Cierta vez, un poeta árabe fue a visitar a un rey. Este era turco e ignoraba tanto el árabe como el persa, sin embargo, el poeta compuso en su honor un elocuente poema (en árabe) El monarca tomó asiento en su trono, los miembros de su séquito, compuesto por emires y visires, según era la costumbre, lo hicieron delante de él. El poeta, de pie frente a ellos comenzó a recitar sus estrofas. El rey, ante ciertos pasajes, movía la cabeza en señal de aprobación; ante otros, lo miraba con admiración y asombro; ante algunos otros en cambio, se mostraba humilde y como prestando atención a una enseñanza. Los cortesanos, estupefactos, se dijeron: "Siendo que nuestro rey no sabe una palabra de árabe ¿cómo es entonces que mueve la cabeza aprobando? ¿O, conociendo ese idioma nos lo ocultó durante todos estos años? En ese caso, si hemos pronunciado alguna vez en árabe palabras descorteses a su respecto ¡pobres de nosotros! ". Preocupados, buscaron al paje favorito del rey y. le obsequiaron un caballo, una mula y dinero prometiéndole, además, muchos otros presentes siempre que él les hiciera saber si el soberano conocía o no el árabe y, en este caso, por qué movía la cabeza en el momento adecuado.
Pasó el tiempo hasta que un día, aprovechando el buen humor que tenia el rey por haber realizado una buena caza, el paje le preguntó si conocía el árabe. El rey, echándose a reír, respondió: "Dios es testigo de que no sé árabe.
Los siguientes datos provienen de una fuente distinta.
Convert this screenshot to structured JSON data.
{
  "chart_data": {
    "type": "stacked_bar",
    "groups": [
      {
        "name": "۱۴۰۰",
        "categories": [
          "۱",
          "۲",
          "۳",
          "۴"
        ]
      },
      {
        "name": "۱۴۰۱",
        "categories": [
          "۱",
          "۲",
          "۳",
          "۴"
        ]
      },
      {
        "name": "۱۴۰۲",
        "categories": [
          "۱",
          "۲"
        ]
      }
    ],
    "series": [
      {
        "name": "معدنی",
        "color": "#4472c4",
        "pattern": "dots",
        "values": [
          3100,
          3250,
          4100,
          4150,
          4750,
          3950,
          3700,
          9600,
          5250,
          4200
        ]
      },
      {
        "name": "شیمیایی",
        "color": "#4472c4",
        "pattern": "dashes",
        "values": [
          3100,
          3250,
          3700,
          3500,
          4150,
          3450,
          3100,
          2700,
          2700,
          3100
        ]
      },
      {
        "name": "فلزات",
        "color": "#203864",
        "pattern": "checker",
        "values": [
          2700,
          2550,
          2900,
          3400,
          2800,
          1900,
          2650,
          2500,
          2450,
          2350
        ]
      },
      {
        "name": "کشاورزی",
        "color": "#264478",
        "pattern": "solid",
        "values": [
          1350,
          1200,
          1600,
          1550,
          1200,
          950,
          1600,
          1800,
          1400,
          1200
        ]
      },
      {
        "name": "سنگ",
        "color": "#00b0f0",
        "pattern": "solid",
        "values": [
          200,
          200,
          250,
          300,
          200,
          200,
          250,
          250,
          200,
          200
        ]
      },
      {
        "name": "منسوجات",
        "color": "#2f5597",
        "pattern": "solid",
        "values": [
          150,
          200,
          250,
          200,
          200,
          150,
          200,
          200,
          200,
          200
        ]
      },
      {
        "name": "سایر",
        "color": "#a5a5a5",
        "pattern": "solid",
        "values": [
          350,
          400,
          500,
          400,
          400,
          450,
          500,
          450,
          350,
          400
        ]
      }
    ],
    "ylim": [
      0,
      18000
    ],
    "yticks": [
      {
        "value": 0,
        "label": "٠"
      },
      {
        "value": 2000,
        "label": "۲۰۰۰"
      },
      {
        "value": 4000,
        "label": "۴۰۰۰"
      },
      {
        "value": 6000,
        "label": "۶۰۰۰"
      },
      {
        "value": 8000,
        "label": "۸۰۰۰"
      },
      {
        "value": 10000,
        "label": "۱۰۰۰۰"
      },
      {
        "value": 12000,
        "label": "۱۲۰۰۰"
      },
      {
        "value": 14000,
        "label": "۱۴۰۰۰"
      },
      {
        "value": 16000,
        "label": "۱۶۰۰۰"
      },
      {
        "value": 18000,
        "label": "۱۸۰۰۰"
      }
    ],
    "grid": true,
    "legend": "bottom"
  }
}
Pero si aprobé con la cabeza y testimonié admiración allí donde era necesario, fue porque la intención de ese poema me era muy clara".
Es evidente que ese poema no era sino el producto de la intención subyacente. Sin ésa intención ese poema no hubiera sido compuesto.
En la intención, la dualidad desaparece. La dualidad concierne a lo derivado, la raíz es una. Los Sheikhs parecen múltiples si se considera sus estados de alma, acciones y palabras; pero en lo que se refiere a la intención, no hay en ellos más que un solo móvil: la búsqueda de Dios.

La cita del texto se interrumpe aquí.